If you want to upgrade your data analysis skills, which programming language should you learn?

Crunching numbers.
Crunching numbers.
Image: Reuters/Gabrielle Lurie
By
We may earn a commission from links on this page.

For a growing number of people, data analysis is a central part of their job. Increased data availability, more powerful computing, and an emphasis on analytics-driven decision in business has made it a heyday for data science. According to a report from IBM, in 2015 there were 2.35 million openings for data analytics jobs in the US. It estimates that number will rise to 2.72 million by 2020.

A significant share of people who crunch numbers for a living use Microsoft Excel or other spreadsheet programs like Google Sheets. Others use proprietary statistical software like SAS, Stata, or SPSS that they often first learned in school.

While Excel and SAS are powerful tools, they have serious limitations.
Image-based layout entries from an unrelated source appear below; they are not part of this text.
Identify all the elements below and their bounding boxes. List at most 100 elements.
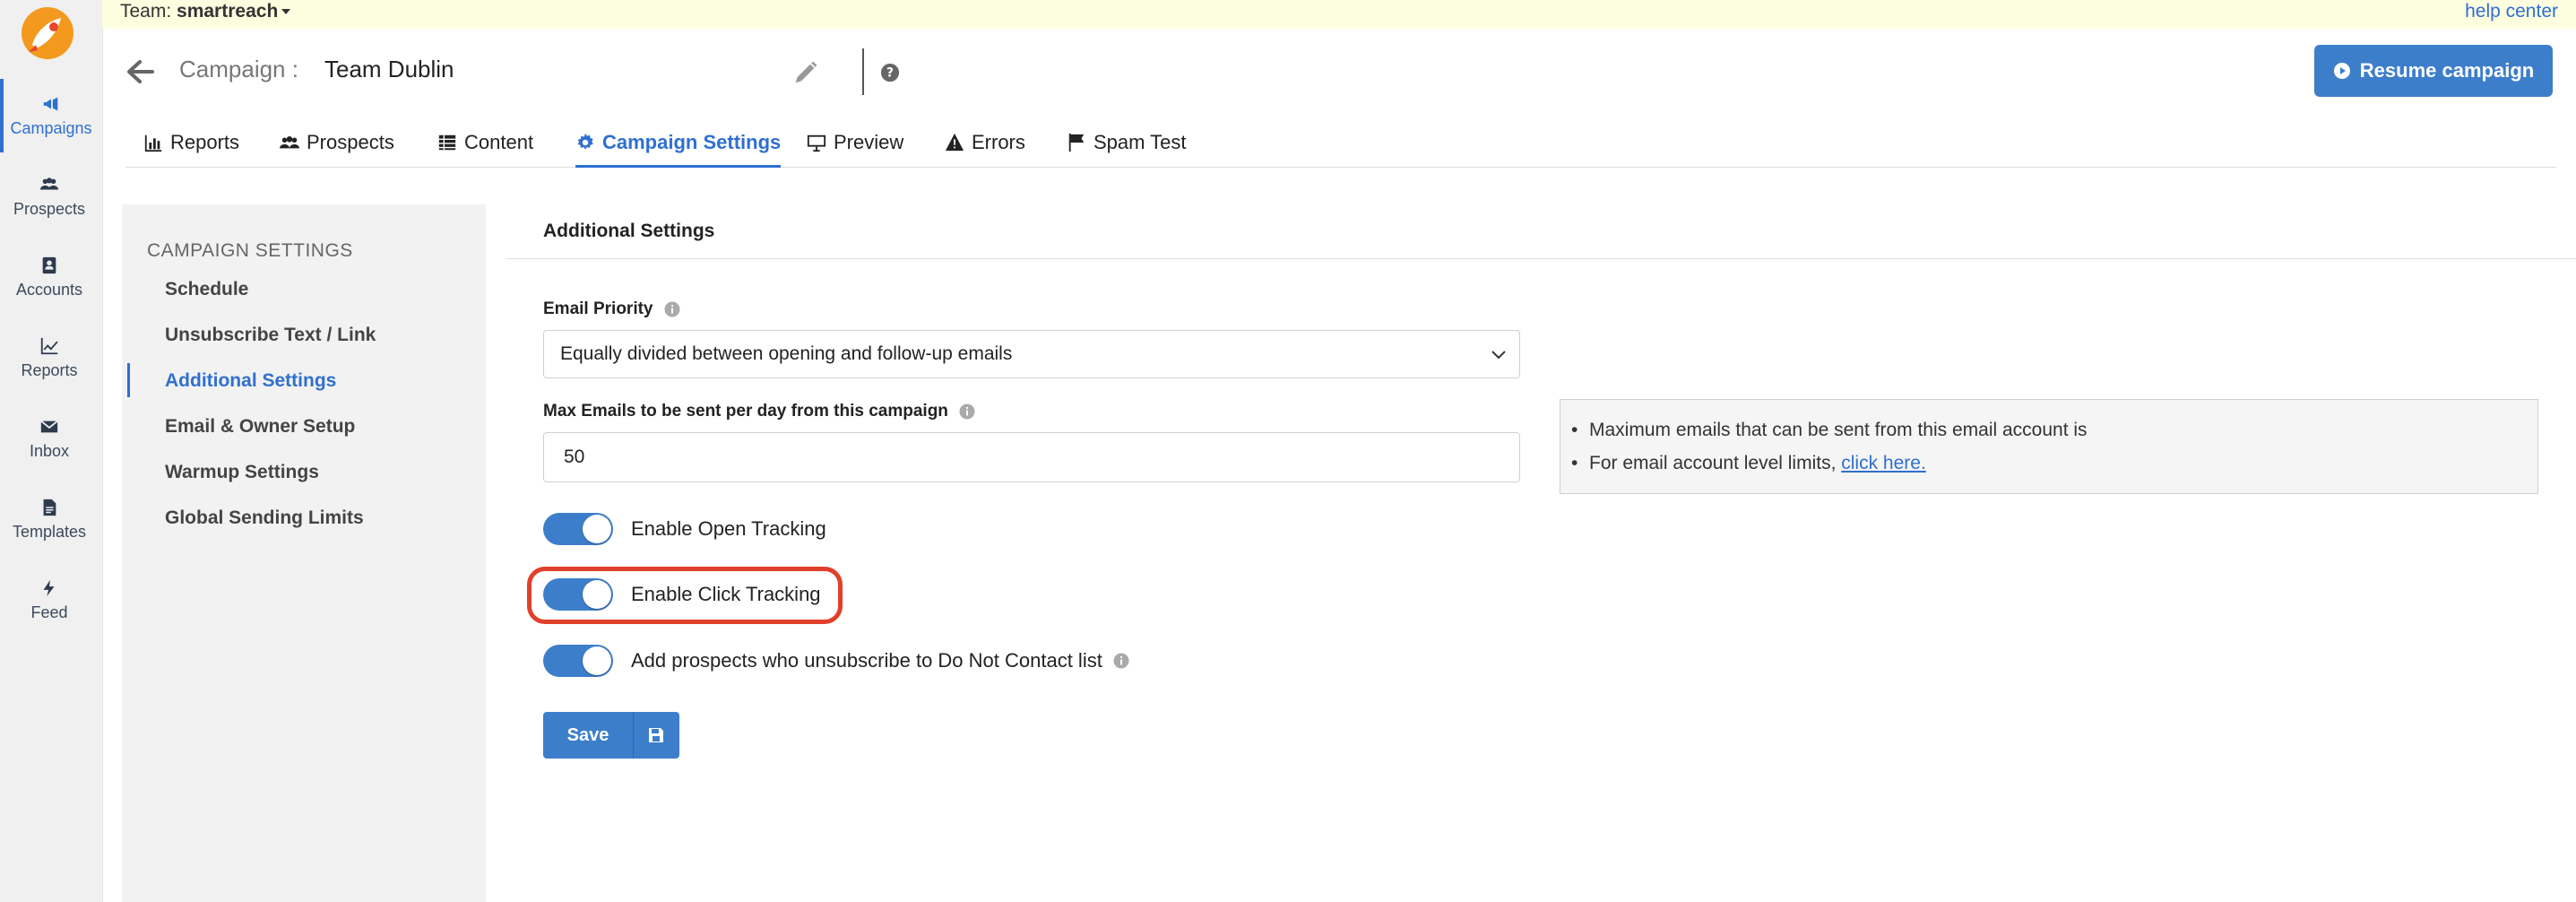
nav-label: Reports [21,360,78,379]
line-chart-icon [40,337,58,354]
help-center-link[interactable]: help center [2465,0,2558,23]
campaign-label: Campaign : [179,56,298,82]
file-icon [43,499,56,516]
nav-label: Prospects [13,199,86,218]
team-switcher[interactable]: Team: smartreach [120,0,291,23]
dnc-toggle[interactable] [543,645,613,677]
nav-label: Inbox [29,441,70,460]
svg-text:?: ? [886,66,894,81]
resume-campaign-button[interactable]: Resume campaign [2314,45,2553,97]
settings-nav-warmup[interactable]: Warmup Settings [165,462,319,483]
save-button[interactable]: Save [543,712,679,759]
settings-nav-global-limits[interactable]: Global Sending Limits [165,507,364,529]
play-circle-icon [2333,63,2350,79]
smartreach-logo[interactable] [20,5,75,61]
app-sidebar: Campaigns Prospects Accounts Reports Inb… [0,0,103,902]
settings-nav-email-owner[interactable]: Email & Owner Setup [165,416,355,438]
tab-label: Campaign Settings [602,131,782,153]
tab-label: Reports [170,131,240,153]
tab-label: Prospects [307,131,394,153]
toggle-knob [583,515,611,543]
max-emails-label: Max Emails to be sent per day from this … [543,402,975,421]
desktop-icon [807,134,826,152]
open-tracking-label: Enable Open Tracking [631,517,826,540]
max-emails-input[interactable] [543,432,1520,482]
info-icon[interactable] [1113,653,1129,669]
click-tracking-row: Enable Click Tracking [543,578,821,611]
info-icon[interactable] [664,301,680,317]
address-book-icon [42,256,56,273]
click-here-link[interactable]: click here. [1841,453,1926,473]
floppy-disk-icon [649,728,663,742]
tab-campaign-settings[interactable]: Campaign Settings [575,120,782,168]
users-icon [280,136,299,149]
nav-label: Accounts [15,280,83,299]
tab-content[interactable]: Content [437,120,533,165]
nav-inbox[interactable]: Inbox [0,402,99,475]
open-tracking-row: Enable Open Tracking [543,513,826,545]
envelope-icon [40,420,58,432]
tab-label: Preview [834,131,904,153]
nav-templates[interactable]: Templates [0,482,99,556]
settings-nav-heading: CAMPAIGN SETTINGS [147,240,353,261]
settings-nav-unsubscribe[interactable]: Unsubscribe Text / Link [165,325,376,346]
chevron-down-icon [1491,351,1506,360]
pencil-icon[interactable] [792,59,819,86]
email-priority-text: Email Priority [543,299,653,318]
toggle-knob [583,580,611,609]
nav-campaigns[interactable]: Campaigns [0,79,99,152]
tab-label: Errors [972,131,1025,153]
open-tracking-toggle[interactable] [543,513,613,545]
question-circle-icon[interactable]: ? [880,63,900,82]
tab-prospects[interactable]: Prospects [280,120,394,165]
settings-nav-additional[interactable]: Additional Settings [165,370,336,392]
tab-reports[interactable]: Reports [143,120,239,165]
nav-label: Templates [12,522,87,541]
nav-reports[interactable]: Reports [0,321,99,395]
users-icon [39,177,59,189]
email-priority-select[interactable]: Equally divided between opening and foll… [543,330,1520,378]
flag-icon [1068,133,1085,152]
section-divider [506,258,2576,259]
tab-label: Spam Test [1094,131,1187,153]
gear-icon [577,133,593,150]
tab-errors[interactable]: Errors [945,120,1025,165]
info-line-1: Maximum emails that can be sent from thi… [1571,420,2088,441]
back-arrow-icon[interactable] [125,59,154,84]
tab-spam-test[interactable]: Spam Test [1067,120,1187,165]
info-line-2-text: For email account level limits, [1589,453,1837,473]
email-priority-value: Equally divided between opening and foll… [560,343,1013,364]
save-label: Save [566,724,609,745]
caret-down-icon [281,9,291,15]
team-label: Team: [120,1,172,22]
email-limits-info: Maximum emails that can be sent from thi… [1560,399,2538,494]
campaign-tabs: Reports Prospects Content Campaign Setti… [125,120,2556,168]
tab-preview[interactable]: Preview [807,120,903,165]
save-divider [633,712,634,759]
toggle-knob [583,646,611,675]
click-tracking-toggle[interactable] [543,578,613,611]
megaphone-icon [43,97,58,110]
max-emails-text: Max Emails to be sent per day from this … [543,402,948,421]
dnc-label: Add prospects who unsubscribe to Do Not … [631,649,1102,672]
bar-chart-icon [144,134,162,152]
team-name: smartreach [177,1,279,22]
campaign-name[interactable]: Team Dublin [324,56,454,83]
bolt-icon [43,579,55,596]
resume-label: Resume campaign [2359,59,2535,82]
warning-icon [945,133,964,152]
nav-feed[interactable]: Feed [0,563,99,637]
table-icon [438,134,456,151]
settings-nav-schedule[interactable]: Schedule [165,279,248,300]
nav-accounts[interactable]: Accounts [0,240,99,314]
click-tracking-label: Enable Click Tracking [631,583,821,605]
nav-label: Campaigns [10,118,92,137]
header-divider [862,48,864,95]
active-indicator [127,363,130,397]
settings-nav: CAMPAIGN SETTINGS Schedule Unsubscribe T… [122,204,486,902]
nav-label: Feed [30,603,68,621]
email-priority-label: Email Priority [543,299,680,319]
team-bar: Team: smartreach help center [102,0,2576,29]
info-icon[interactable] [959,403,975,420]
nav-prospects[interactable]: Prospects [0,160,99,233]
Excel cannot handle datasets above a certain size, and does not easily allow for reproducing previously conducted analyses on new datasets. The main weakness of programs like SAS are that they were developed for very specific uses, and do not have a large community of contributors constantly adding new tools.

For those who have reached the frontiers of these programs, there is a next step: learn R or Python. R and Python are the two most popular programming languages used by data analysts and data scientists. Both are free and and open source, and were developed in the early 1990s—R for statistical analysis and Python as a general-purpose programming language. For anyone interested in machine learning, working with large datasets, or creating complex data visualizations, they are godsends.

But which of these programs is best to learn? As a former data analyst, it is the question I have been asked more than any other in my professional life. Though you could just try to learn both R and Python, each requires a significant time investment—particularly if you have never coded before.

Personally, I’m biased. Learning R radically changed my life for the better (I’m not exaggerating), but I know only a smidgeon of Python. Luckily, Quartz’s former data editor, Chris Groskopf, is a user of both languages. When I asked him which program he would recommend, he offered the nuanced answer all those non-coders asking me were seeking. (For a more technical discussion of the debate and others’ opinions on the matter, see here.)

In a nutshell, he says, Python is better for for data manipulation and repeated tasks, while R is good for ad hoc analysis and exploring datasets.

He went with Python when working on elections coverage, since it was a relatively routine, predictable process. From pulling the data, to running automated analyses over and over, to producing visualizations like maps and charts from the results, Python was the better choice. “If I had done the analysis in R, then I would have had to switch to a different tool to create the website and automate the process, but Python also works well for those things,” he says.

R, by contrast, is good for statistics-heavy projects and one-time dives into a dataset. Take text analysis, where you want to deconstruct paragraphs into words or phrases and then identify patterns. “I often don’t know where I’ll end up when I start a process like that, and R makes it easy to try a lot of different ideas quickly,” Groskopf says. “In Python, I would inevitably end up writing a bunch of generic code to solve this pretty narrow problem.”

Which is easier to learn? R has a steep learning curve, and people without programming experience may find it overwhelming. Python is generally considered easier to pick up.

Another advantage of Python is that it is a more general programming language: For those interested in doing more than statistics, this comes in handy for building a website or making sense of command-line tools. The way Python works reflects the way computer programmers think. R, on the other hand, reflects its origins in statistics. Many programmers find the design of R irritating, because it’s so different to what they’re used to, Groskopf says. For someone interested in becoming a general-purpose programmer, Python is a better choice. 

But for data analysis, the differences between R and Python are starting to break down, he says. Most of the common tasks once associated with one program or the other are now doable in both. They are similar enough, in fact, that if most of your colleagues are already using R or Python, you should probably just pick up that language.

So the great R-versus-Python debate is settled. If all you’re doing is data analysis, it doesn’t really matter which one you use.